Der unangenehme Nachgeschmack bleibt also, und die Debatte wird sich bestimmt bei der nächsten Gelegenheit unverändert wiederholen. So lange, bis man(n) versteht, dass man(n) sich nicht aus einer vermeintlichen Gefangenschaft des eigenen Schwanzes befreien muss, sondern aus der der eigenen Sprache.

26 Kommentare zu „Strauss-Kahn und das Ewigmännliche

  1. Siehe dazu auch einen Skandal im österreichischen Parlament (http://tiny.cc/69fi9), der wohl leider, wie in Österreich üblich, keinerlei Konsequenzen haben wird.

    Oder auch:
    Au vu de tout cela, je suis convaincu que même si Dominique Strauss-Kahn est reconnu coupable et va en prison, il rentrera un jour en France, publiera son autobiographie (qui, bien entendu, sera portée à l’écran par Polanski) et finira par devenir ministre. Peut-être en charge de la condition féminine ?
    http://www.courrierinternational.com/article/2011/05/19/l-indulgence-coupable-des-elites-francaises

  2. Übrigens hatte die Petition der französischen Feministinnen am Sonntag bereits über 15.000 Unterschriften, und dass, obwohl sie erst am Freitag in Umlauf gebracht worden war. Zu der Spontandemo am Sonntag in Paris kamen 3000 Menschen und jede Menge Presse.
    Go activism!

  3. Der aktuelle Spiegel (Printausgabe) geht das Thema in seiner Titelstory sehr viel besser an finde ich.

    Es wird ein Zusammenhang gezogen zwischen Machtmenschen/männern, Realitätsverlust und narzistischen Persönlichkeitsbildern. Wobei aus meiner Sicht offen bleibt, ob die Macht die entsprechenden Männer korumpiert oder ob von vornherein nur ein bestimmter Typus Mann besonders erfolgreich zur Macht strebt.

  4. zum Thema „Macht“: das ist erst einmal ein neutraler Begriff – also Macht ist nichts schlechtes – hat mit Kompetenz und Verantwortung zu tun. Dass Macht korumpiert, ist an sich schon falsch herum gedacht. Es ist immer der Mensch, der mit Macht nicht verantwortlich umgeht.

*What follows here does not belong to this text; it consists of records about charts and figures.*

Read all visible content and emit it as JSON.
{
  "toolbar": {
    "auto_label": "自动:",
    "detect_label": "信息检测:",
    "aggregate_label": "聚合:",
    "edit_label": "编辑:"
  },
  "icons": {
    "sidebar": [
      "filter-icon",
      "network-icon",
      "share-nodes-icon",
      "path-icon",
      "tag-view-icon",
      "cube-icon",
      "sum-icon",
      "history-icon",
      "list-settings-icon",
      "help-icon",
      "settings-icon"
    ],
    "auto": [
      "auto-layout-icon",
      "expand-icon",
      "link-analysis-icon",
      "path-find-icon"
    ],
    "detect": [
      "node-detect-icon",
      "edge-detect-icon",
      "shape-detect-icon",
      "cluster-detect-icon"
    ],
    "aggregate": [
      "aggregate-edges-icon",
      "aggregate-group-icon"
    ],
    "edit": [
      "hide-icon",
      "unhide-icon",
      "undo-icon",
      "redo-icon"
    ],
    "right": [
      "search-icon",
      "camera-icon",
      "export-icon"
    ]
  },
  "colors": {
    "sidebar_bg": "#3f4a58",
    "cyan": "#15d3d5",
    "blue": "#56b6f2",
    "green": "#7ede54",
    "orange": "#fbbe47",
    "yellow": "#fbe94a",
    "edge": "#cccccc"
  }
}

  5. Ist schon interessant, wie unterschiedlich Wahrnehmungen sein können. Der schwarze Kanal auf SpOn schreibt, daß DSK Gnade von den Medien erfährt, weil er links sei, Du findest, es werde generell gnädig mit ihm umgegangen, während mein Eindruck ist, daß schon allein die öffentliche Anklage einer versuchten Vergewaltigung von der sozialen Wirkung einem Schuldspruch nahe kommt.

  6. Das Wort „Macht“ hat für mich nicht zwingend etwas mit Kompetenz oder Verantwortung zu tun. Macht zu haben bedeutet aus meiner Sicht primär, die Möglichkeit die eigene Vortstellungen durch andere Menschen umsetzen lassen zu lassen zu können, ohne auf deren Willen Rücksicht nehmen zu müssen.

  7. @jj

    Ich denke, jede Interessengruppe versucht Kapital aus dem Fall zu schlagen. Und Fleischauer vom „schwarzen Kanal“ versucht eben (wie immer) platte Kritik an allem, was nach seiner Meinung „Links“ ist anzubringen.

    Andere widerum nutzen die Chance das amerikanische Justizsystem zu kritisieren. Der Spiegel (Printausgabe) kritisiert die angebliche Tendenz der französischen Presse derartige Vorfälle generell zu bagatellisieren.

  8. @black – bei deiner definition sind wir schon bei der perversion von macht. ich will einfach nur darauf hinaus, das keiner von der macht verdorben wird, im sinne von passiv, sondern immer nur aktiv macht missbraucht. seinen willen gegen den von anderen durchsetzen ohne deren willen zu berücksichtigen, ist macht-missbrauch. und das ist immer aktiv, aus einer haltung die gekennzeichnet ist von egoismus und gier. das schließt die einstellung, frauen seien eine art gegenstand, der für die eigene sexuelle befriedigung da ist, mit ein.

  9. @Inge

    Wieso findest Du, dass meine definition von Macht, bereits die Pervertierung (nicht Perversion) darstellt? Nach der von mir gewählten Definition von Macht ist sowohl der positive, als auch der negative Gebrauch dieser Macht möglich.

    Ob „die Macht“ den Menschen nun „aktiv“ verdirbt ist aus meiner Sicht eine irrelevante frage, denn Macht ist ja keine Person, kein Lebewesen , das eigenständig handeln könnte. Natürlich ist immer der Mensch aktives Individuum. Macht ist nur ein Zustand und kann daher weder „schuldig“ noch „unschuldig“ im moralischen Sinne sein.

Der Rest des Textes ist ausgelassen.